In this example, the difference is mass density ${\displaystyle \Delta \rho }$ is relatively small. Consider a colloid with particles much denser than polyethylene, for example silicon with a mass density of approximately 2330 kg/m³.^[4] If these particles are suspended in water, ${\displaystyle \Delta \rho }$ will be 1330 kg/m³. ${\displaystyle l_{g}}$ will decrease as ${\displaystyle \Delta \rho }$ increases. For example, if the particles had a diameter of 10 μm the sedimentation length would be 5.92×10⁻⁴ μm, one order of magnitude smaller than for polyethylene particles. Also, because the particles are more dense than water, ${\displaystyle l_{g}}$is positive and the particles will sediment.

Modern applications use the analytical ultracentrifuge.
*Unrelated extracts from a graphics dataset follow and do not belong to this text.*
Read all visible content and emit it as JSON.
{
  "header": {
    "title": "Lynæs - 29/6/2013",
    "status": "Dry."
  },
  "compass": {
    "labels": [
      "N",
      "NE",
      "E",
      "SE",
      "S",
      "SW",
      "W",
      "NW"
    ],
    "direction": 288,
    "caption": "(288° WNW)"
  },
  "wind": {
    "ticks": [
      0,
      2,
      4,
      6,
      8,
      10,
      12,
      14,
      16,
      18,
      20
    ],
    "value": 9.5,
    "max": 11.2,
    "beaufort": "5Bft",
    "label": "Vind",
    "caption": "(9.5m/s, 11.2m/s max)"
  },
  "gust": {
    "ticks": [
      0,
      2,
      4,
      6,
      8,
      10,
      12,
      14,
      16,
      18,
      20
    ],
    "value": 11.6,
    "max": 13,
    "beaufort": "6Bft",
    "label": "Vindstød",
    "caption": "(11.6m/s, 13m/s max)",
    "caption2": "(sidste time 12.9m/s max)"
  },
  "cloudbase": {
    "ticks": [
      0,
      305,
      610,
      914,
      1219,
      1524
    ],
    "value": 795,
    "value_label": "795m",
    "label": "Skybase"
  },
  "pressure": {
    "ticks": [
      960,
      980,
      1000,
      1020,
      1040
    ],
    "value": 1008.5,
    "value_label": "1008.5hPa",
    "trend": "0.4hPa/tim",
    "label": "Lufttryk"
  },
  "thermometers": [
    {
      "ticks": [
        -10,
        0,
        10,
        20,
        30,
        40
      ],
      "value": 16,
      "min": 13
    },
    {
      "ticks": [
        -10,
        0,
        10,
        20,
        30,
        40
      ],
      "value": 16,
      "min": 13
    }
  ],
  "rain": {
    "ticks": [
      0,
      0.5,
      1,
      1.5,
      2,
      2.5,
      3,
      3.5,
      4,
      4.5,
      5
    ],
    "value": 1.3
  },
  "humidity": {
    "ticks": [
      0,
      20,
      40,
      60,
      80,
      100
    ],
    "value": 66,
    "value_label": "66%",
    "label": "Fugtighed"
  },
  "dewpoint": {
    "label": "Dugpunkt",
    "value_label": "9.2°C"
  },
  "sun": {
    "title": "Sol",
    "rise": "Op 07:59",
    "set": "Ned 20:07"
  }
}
The theoretical basis for the measurements is developed from the Mason-Weaver equation. The advantage of using analytical sedimentation equilibrium analysis for Molecular Weight of proteins and their interacting mixtures is the avoidance of need for derivation of a frictional coefficient, otherwise required for interpretation of dynamic sedimentation.

Sedimentation equilibrium can be used to determine molecular mass. It forms the basis for an analytical ultracentrifugation method for measuring molecular masses, such as those of proteins, in solution.